In 2014, he liquidated his company and started exploring the opportunities around mobile technology. This is what led to the foundation of Bankit in 2015

To develop the technology backend for the startup, Satyajeet spent weeks travelling around villages to observe how transactions took place, why people there used cash, and more.

In the next one year, everything changed with demonetisation, rollout of Aadhaar, the launch of Reliance Jio, which led to increased penetration of smartphones and the internet, changing the game altogether.

Adopting a fail-fast approach

For Satyajeet, failure has never been a barrier but has instead taught him to pivot to newer models professionally and see beyond the present.

“You can learn from books, people, and situations. Learning needs to be planned, deliberated, and done consciously. It doesn’t happen accidentally,” he explains.

This fail-fast is also the central theme of Bankit.
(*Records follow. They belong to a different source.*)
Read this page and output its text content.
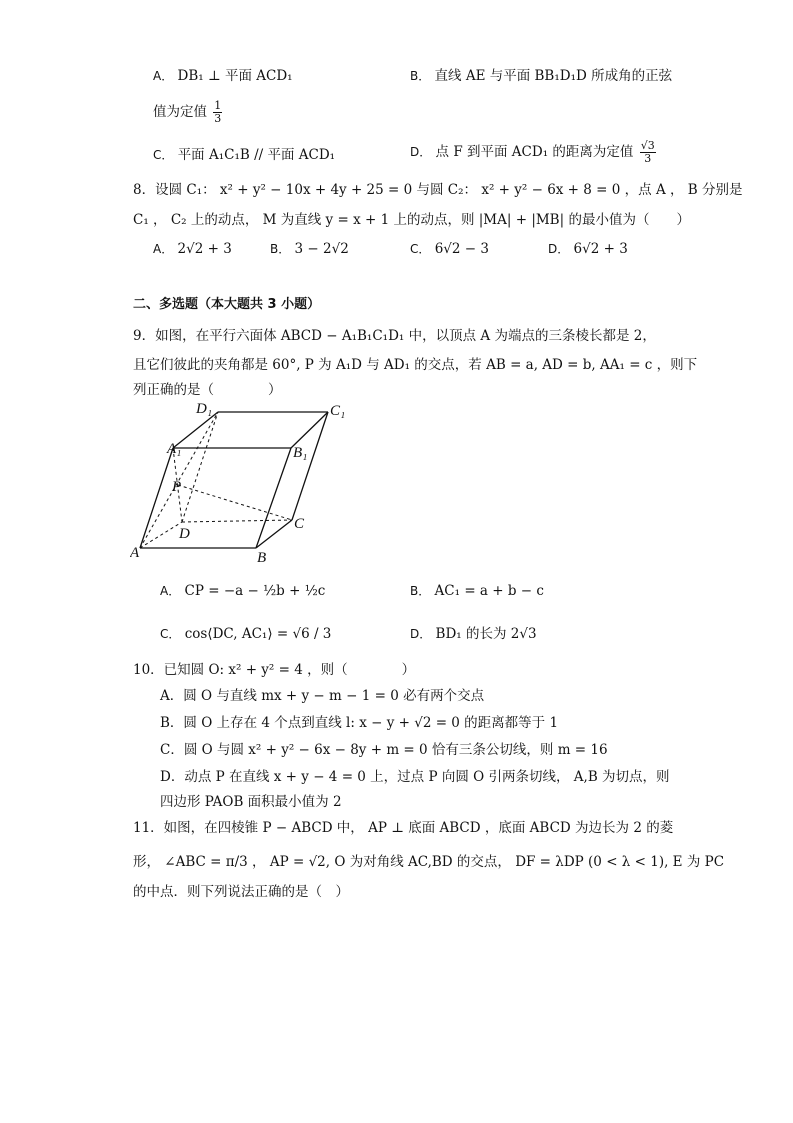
A． DB₁ ⊥ 平面 ACD₁	B． 直线 AE 与平面 BB₁D₁D 所成角的正弦
值为定值 $\frac{1}{3}$
C． 平面 A₁C₁B // 平面 ACD₁	D． 点 F 到平面 ACD₁ 的距离为定值 $\frac{√3}{3}$
8．设圆 C₁： x² + y² − 10x + 4y + 25 = 0 与圆 C₂： x² + y² − 6x + 8 = 0 ，点 A ， B 分别是
C₁ ， C₂ 上的动点， M 为直线 y = x + 1 上的动点，则 |MA| + |MB| 的最小值为（　　）
A． 2√2 + 3	B． 3 − 2√2	C． 6√2 − 3	D． 6√2 + 3
二、多选题（本大题共 3 小题）
9．如图，在平行六面体 ABCD − A₁B₁C₁D₁ 中，以顶点 A 为端点的三条棱长都是 2，
且它们彼此的夹角都是 60°, P 为 A₁D 与 AD₁ 的交点，若 AB = a, AD = b, AA₁ = c ，则下
列正确的是（　　　　）
D₁	C₁
A₁	B₁
P
D
C
A	B
A． CP = −a − ½b + ½c	B． AC₁ = a + b − c
C． cos⟨DC, AC₁⟩ = √6 / 3	D． BD₁ 的长为 2√3
10．已知圆 O: x² + y² = 4 ，则（　　　　）
A．圆 O 与直线 mx + y − m − 1 = 0 必有两个交点
B．圆 O 上存在 4 个点到直线 l: x − y + √2 = 0 的距离都等于 1
C．圆 O 与圆 x² + y² − 6x − 8y + m = 0 恰有三条公切线，则 m = 16
D．动点 P 在直线 x + y − 4 = 0 上，过点 P 向圆 O 引两条切线， A,B 为切点，则
四边形 PAOB 面积最小值为 2
11．如图，在四棱锥 P − ABCD 中， AP ⊥ 底面 ABCD ，底面 ABCD 为边长为 2 的菱
形， ∠ABC = π/3 ， AP = √2, O 为对角线 AC,BD 的交点， DF = λDP (0 < λ < 1), E 为 PC
的中点．则下列说法正确的是（　）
The startup has been scaled using open-source technologies, a licence-light protocol model, and a fail-fast approach with internet pilots, market surveys, and gradually integrating partners to bridge the gaps found.

Today, Bankit is working on Java-based server applications, Android-based agent applications, cloud-hosted IMPS technologies, and white labelling of prepaid card programmes.

Under Satyajeet’s leadership, it has created several products that are used by thousands of its partners all over the country. These include small-ticket money transfers, micro loans, cash withdrawals using biometric verification using mobile and Aadhaar, among others.

The startup also provides customised prepaid cards that help digitise micro transactions that were earlier done through cash. Also, Bankit’s technology teams are currently enabling its mobile app and portal built for agents for vaccine appointments for their walk-in customers as well.

Satyajeet claims that 70 percent of the startup’s business comes from its mobile app today.

The way forward

“Digital currency is coming. Like no one stores music anymore — we stream it — soon, we will have money streaming technologies that will allow you to ‘streampay’ while you are watching. Most of your devices — cars, appliances, etc — will begin to pay on your behalf. We have so much to do and there’s so little time for all this and much more to happen,” he says.

Going forward, he believes that next-generation techies have to stick their neck out by never slowing down their learning pace.

“Technology is the flame of need. One should use technology to create more human connect. Listen to the voice of customer and use it as a driving force to build future technologies with more intuitive features,” he concludes.